Travelodge books £1.3bn expansion

Travelodge is set to embark on a £1.3bn expansion programme targeting 205 new hotel sites, in a sign of renewed ambition from the once struggling chain, Property Week can reveal

The move, which has been in the planning since Peter Gowers took the role of chief executive last year, is part of a strategy to improve and upgrade its portfolio by 2022 and will see Travelodge attempt to regain ground ceded to Premier Inn, which has 30% more rooms and is the UK’s biggest budget hotel chain.

Travelodge faced financial collapse in 2012 before a bailout package resulted in the group being taken over by its creditors, banking giant Goldman Sachs and US-based hedge funds Avenue Capital Group and Goldentree Asset Management.

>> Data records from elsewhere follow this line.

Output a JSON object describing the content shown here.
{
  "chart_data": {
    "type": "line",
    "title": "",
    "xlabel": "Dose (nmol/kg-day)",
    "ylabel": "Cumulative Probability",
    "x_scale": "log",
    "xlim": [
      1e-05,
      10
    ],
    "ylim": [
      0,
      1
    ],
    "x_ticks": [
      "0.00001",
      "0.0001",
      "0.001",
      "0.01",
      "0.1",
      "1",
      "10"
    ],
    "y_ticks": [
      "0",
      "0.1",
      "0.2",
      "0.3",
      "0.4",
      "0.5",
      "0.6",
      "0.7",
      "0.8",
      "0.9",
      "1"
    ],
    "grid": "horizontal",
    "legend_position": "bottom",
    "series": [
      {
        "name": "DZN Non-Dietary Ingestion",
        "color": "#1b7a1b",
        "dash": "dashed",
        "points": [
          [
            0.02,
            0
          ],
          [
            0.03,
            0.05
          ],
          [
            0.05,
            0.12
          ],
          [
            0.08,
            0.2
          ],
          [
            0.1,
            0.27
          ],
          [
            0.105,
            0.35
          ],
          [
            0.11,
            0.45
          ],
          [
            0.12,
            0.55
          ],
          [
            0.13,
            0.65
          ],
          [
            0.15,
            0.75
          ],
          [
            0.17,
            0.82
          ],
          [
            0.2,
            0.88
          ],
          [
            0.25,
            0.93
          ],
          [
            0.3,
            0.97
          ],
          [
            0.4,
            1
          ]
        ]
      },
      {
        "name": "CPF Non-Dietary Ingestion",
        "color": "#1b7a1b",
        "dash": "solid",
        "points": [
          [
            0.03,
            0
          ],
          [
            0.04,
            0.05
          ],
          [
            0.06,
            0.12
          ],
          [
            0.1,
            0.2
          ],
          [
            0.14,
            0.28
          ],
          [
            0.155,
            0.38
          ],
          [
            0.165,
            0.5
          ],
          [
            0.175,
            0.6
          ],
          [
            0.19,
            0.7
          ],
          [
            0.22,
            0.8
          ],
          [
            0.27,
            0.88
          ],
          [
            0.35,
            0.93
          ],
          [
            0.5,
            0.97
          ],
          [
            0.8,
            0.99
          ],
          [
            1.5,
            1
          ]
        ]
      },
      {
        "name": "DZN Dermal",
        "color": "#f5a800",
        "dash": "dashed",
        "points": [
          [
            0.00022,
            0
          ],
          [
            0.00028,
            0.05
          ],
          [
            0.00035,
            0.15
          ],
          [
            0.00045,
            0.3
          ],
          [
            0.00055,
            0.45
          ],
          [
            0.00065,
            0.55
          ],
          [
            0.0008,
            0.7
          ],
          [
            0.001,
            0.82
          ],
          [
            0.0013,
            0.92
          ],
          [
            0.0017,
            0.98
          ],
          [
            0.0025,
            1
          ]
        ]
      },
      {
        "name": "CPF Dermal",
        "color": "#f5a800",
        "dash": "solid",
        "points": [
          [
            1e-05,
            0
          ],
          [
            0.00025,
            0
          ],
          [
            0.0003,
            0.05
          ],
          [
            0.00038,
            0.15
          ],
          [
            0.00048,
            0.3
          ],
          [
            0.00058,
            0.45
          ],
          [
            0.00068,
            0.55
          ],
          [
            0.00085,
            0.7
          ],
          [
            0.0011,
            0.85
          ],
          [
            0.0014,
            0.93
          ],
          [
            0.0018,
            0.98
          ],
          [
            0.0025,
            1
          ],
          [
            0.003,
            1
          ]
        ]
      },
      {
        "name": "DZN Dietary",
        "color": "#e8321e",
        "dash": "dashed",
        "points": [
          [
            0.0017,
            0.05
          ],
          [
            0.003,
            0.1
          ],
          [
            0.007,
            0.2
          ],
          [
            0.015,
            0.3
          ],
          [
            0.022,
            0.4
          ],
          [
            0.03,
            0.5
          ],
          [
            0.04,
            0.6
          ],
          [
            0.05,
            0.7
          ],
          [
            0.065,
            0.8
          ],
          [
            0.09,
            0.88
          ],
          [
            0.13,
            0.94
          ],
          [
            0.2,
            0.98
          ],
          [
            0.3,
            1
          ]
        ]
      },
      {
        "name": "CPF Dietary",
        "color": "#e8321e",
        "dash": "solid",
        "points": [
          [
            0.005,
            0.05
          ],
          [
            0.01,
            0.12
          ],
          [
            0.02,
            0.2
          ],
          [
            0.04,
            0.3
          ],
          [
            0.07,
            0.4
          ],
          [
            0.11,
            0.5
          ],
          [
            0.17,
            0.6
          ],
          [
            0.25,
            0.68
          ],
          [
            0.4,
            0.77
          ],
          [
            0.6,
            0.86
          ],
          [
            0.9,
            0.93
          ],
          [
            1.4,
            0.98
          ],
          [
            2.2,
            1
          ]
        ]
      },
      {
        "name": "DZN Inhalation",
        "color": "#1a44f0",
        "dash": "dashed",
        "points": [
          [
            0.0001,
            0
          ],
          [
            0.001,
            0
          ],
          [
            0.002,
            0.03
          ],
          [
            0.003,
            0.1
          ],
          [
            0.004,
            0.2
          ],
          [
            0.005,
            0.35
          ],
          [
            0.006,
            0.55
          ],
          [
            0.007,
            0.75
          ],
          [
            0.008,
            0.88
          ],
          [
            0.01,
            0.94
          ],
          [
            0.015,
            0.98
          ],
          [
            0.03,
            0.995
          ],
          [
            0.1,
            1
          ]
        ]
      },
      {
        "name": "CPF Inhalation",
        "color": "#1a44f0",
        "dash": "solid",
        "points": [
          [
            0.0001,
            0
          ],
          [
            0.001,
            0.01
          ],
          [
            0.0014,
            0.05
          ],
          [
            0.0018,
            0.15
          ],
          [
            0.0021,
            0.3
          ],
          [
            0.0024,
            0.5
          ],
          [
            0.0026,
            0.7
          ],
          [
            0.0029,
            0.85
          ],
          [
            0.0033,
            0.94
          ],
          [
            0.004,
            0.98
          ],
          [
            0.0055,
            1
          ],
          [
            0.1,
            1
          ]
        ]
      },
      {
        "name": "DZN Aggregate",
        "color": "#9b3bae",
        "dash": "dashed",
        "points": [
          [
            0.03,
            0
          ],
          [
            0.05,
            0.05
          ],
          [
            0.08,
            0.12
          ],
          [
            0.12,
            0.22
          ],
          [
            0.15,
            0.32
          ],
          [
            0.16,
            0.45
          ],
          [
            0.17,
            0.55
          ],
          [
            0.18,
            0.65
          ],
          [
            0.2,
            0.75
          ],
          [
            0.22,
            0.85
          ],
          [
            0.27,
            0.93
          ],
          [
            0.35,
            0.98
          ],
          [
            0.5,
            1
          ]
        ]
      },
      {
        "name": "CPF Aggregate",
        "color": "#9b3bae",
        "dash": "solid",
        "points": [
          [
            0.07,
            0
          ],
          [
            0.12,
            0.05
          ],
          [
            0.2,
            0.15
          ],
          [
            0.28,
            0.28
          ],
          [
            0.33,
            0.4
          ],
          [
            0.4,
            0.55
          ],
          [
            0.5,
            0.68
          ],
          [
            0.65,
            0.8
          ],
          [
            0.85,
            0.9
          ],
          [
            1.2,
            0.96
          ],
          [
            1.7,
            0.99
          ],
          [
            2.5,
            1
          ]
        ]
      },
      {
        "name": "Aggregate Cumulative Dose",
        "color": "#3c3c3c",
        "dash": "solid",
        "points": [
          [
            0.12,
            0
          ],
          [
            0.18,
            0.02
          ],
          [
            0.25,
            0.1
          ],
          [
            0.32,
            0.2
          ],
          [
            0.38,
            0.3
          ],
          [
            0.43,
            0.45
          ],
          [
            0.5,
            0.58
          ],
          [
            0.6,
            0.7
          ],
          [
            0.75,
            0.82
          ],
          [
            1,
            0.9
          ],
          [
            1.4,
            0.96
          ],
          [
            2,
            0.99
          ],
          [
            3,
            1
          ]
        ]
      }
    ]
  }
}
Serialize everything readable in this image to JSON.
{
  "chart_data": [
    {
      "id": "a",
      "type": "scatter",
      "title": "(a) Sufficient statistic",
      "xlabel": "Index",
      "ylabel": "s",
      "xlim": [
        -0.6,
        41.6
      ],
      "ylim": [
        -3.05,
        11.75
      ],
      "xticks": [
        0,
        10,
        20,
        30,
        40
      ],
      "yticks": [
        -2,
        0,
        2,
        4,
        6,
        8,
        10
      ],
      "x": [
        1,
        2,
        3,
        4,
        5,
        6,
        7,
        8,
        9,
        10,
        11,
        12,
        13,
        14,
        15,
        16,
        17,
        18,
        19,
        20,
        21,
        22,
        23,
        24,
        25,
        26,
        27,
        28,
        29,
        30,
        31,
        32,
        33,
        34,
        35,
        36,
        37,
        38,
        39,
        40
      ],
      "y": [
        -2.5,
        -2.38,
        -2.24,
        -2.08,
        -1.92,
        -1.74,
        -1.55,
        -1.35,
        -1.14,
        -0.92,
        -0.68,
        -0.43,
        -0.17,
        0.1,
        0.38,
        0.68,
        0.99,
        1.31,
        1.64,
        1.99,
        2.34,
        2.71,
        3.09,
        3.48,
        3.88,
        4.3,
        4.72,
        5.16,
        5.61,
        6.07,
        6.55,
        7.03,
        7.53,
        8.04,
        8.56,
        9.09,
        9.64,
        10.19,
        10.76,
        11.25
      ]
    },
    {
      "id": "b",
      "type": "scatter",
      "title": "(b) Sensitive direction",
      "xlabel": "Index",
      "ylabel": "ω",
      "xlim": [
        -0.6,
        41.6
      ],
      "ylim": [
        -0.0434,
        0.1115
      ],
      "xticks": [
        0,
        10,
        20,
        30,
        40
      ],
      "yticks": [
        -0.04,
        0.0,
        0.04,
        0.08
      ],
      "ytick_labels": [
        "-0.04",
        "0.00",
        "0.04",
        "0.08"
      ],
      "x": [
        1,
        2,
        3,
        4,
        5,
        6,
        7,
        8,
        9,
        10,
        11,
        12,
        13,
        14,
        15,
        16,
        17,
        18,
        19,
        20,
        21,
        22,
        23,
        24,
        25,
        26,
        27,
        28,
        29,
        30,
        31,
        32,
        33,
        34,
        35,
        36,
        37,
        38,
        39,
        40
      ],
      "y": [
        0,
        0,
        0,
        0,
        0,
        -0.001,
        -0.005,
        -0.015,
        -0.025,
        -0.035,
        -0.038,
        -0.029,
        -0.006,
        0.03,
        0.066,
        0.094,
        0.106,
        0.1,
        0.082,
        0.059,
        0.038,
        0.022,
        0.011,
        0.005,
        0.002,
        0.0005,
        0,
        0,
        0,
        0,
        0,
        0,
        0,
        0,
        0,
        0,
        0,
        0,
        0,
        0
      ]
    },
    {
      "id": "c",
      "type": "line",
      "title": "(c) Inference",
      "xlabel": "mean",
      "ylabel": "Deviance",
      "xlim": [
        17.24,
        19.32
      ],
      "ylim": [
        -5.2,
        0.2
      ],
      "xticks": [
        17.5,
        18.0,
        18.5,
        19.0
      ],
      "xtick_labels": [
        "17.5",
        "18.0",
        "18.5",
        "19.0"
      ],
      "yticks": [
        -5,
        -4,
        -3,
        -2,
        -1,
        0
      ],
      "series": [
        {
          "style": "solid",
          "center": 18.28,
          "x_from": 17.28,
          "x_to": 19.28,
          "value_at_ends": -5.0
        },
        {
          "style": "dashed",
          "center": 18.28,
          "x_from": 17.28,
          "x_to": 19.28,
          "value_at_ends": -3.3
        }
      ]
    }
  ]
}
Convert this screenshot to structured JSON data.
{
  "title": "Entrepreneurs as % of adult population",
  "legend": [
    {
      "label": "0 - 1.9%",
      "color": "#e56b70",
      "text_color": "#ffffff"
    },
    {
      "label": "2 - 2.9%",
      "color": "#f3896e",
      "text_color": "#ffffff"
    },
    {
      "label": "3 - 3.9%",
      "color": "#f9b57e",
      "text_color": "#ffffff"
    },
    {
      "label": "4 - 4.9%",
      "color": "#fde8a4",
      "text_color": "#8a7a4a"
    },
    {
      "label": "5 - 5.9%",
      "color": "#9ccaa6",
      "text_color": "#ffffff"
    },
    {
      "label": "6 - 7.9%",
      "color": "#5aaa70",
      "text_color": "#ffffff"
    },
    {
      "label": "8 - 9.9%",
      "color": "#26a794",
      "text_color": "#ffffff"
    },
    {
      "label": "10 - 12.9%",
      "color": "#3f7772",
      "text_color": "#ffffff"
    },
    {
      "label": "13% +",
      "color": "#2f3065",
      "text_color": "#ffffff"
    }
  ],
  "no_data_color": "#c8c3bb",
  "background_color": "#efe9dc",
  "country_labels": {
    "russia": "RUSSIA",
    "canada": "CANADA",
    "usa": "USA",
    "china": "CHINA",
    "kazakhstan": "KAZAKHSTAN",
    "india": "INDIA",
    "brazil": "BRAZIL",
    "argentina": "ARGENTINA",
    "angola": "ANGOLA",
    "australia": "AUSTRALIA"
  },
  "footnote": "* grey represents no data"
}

The rescue deal involved Travelodge entering a Company Voluntary Arrangement, selling 49 hotels and writing off £235m of debt. Since then it has largely focused on refurbishments and reducing its debt pile.

Agents representing Travelodge across the country are contacting developers and landowners offering them 25-year leases, backed by the group’s US investors. The landowner would then build the hotel to Travelodge’s specifications and the hotel group would fund the fit-out.

“One of the attractions is that Travelodge will sign up to 25-year leases, with no break and indexed-linked rent reviews,” said Alan Hill, Travelodge consultant development manager for the south London area.

Travelodge has also written to 140 local authorities to offer the same deal being offered to developers and landowners. Since sending the letter in December, four councils have expressed an interest in developing hotels and leasing them to the group.

The growth plan comes after rival Premier Inn launched its own £1bn expansion plan in 2013 aimed at increasing its portfolio by 45% to 75,000 bedrooms by 2018. Travelodge’s plan will see it increase its bedrooms from 39,000 to around 50,000 and increase the number of hotels in its group from 500 to around 700.

The largest concentration of new openings will be in London and the South East, but the expansion programme will take in other towns and cities, as well as some motorway service station locations.

“The 205 sites on our requirement list are part of a strategy to improve our offer to customers,” a Travelodge spokeswoman said.

The spokeswoman confirmed the average cost of the current new-build programme was around £6.6m a hotel, meaning if Travelodge was able to secure 205 sites the investment programme would total around £1.3bn for fit-out costs and leases. She added the group expected to launch at least 150 of the hotels at a rate of 25 a year.